Эпизод с профессором Кузьминым был написан в январе 1940 г., когда умирающий Булгаков, бывший врач, дававший некогда клятву Гиппократа, столкнулся с душевной черствостью коллег-врачей. В 1939 г., будучи в Ленинграде, Булгаков «ощутил резкую потерю зрения <…> и профессор, обследовав его глазное дно, сказал: „Ваше дело плохо…“. Эта докторская жестокость повторилась и в Москве — врачи не подавали ему надежды, говоря: „Вы же сами врач, и вы понимаете“» (Булгаков 1989: 552). Дирекция Большого театра предоставила ему возможность консультироваться у светил московской медицины (Мягков 1994) — профессоров М.Ю. Раппопорта, М.С. Вовси, Н.А. Захарова, А.А. Арендта. Е.С. Булгакова вспоминала: «…когда я в передней провожала профессора Вовси, он сказал: „Я не настаиваю <на помещении Булгакова в больницу>, так как это вопрос трех дней“. Но Миша прожил после этого полгода» (Дневник 1990: 321).

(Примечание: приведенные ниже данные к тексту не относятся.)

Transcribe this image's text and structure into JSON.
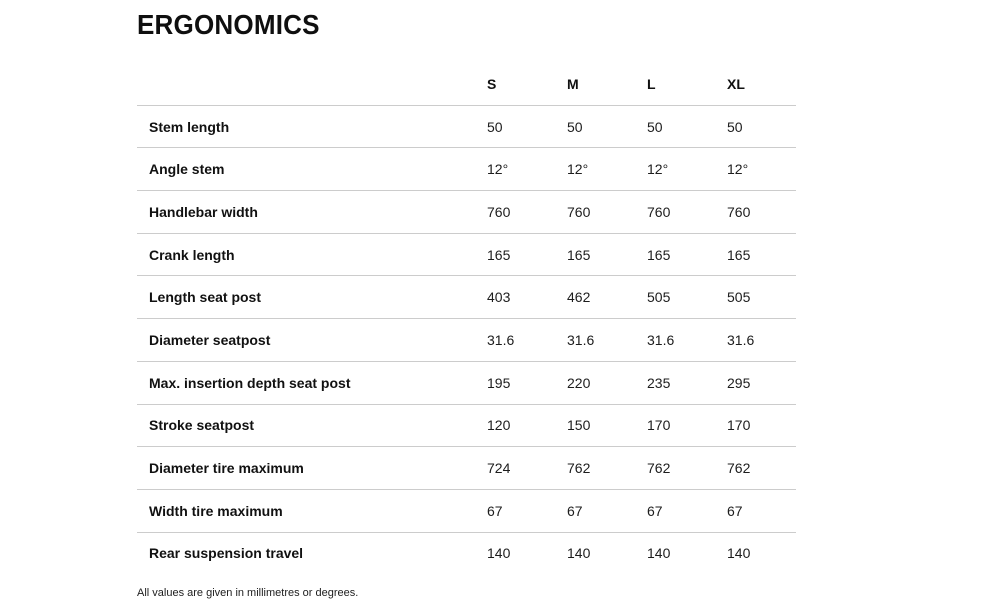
{
  "page": {
    "title": "ERGONOMICS",
    "footnote": "All values are given in millimetres or degrees."
  },
  "table": {
    "columns": [
      "S",
      "M",
      "L",
      "XL"
    ],
    "rows": [
      {
        "label": "Stem length",
        "values": [
          "50",
          "50",
          "50",
          "50"
        ]
      },
      {
        "label": "Angle stem",
        "values": [
          "12°",
          "12°",
          "12°",
          "12°"
        ]
      },
      {
        "label": "Handlebar width",
        "values": [
          "760",
          "760",
          "760",
          "760"
        ]
      },
      {
        "label": "Crank length",
        "values": [
          "165",
          "165",
          "165",
          "165"
        ]
      },
      {
        "label": "Length seat post",
        "values": [
          "403",
          "462",
          "505",
          "505"
        ]
      },
      {
        "label": "Diameter seatpost",
        "values": [
          "31.6",
          "31.6",
          "31.6",
          "31.6"
        ]
      },
      {
        "label": "Max. insertion depth seat post",
        "values": [
          "195",
          "220",
          "235",
          "295"
        ]
      },
      {
        "label": "Stroke seatpost",
        "values": [
          "120",
          "150",
          "170",
          "170"
        ]
      },
      {
        "label": "Diameter tire maximum",
        "values": [
          "724",
          "762",
          "762",
          "762"
        ]
      },
      {
        "label": "Width tire maximum",
        "values": [
          "67",
          "67",
          "67",
          "67"
        ]
      },
      {
        "label": "Rear suspension travel",
        "values": [
          "140",
          "140",
          "140",
          "140"
        ]
      }
    ]
  },
  "colors": {
    "text": "#1d1d1d",
    "heading": "#0f0f0f",
    "divider": "#cccccc",
    "background": "#ffffff"
  }
}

Незадолго до создания эпизода с профессором Кузьминым Булгаков пишет своему другу А. Гдешинскому в Киев: «…к концу жизни пришлось пережить еще одно разочарование — во врачах-терапевтах. Не назову их убийцами, это было бы слишком жестоко, но гастролерами, халтурщиками и бездарностями охотно назову» (Булгаков 1989: 481). Эта предсмертная горечь писателя и окрашивает рассматриваемый эпизод, объясняя суровость наказания самоуверенного профессора.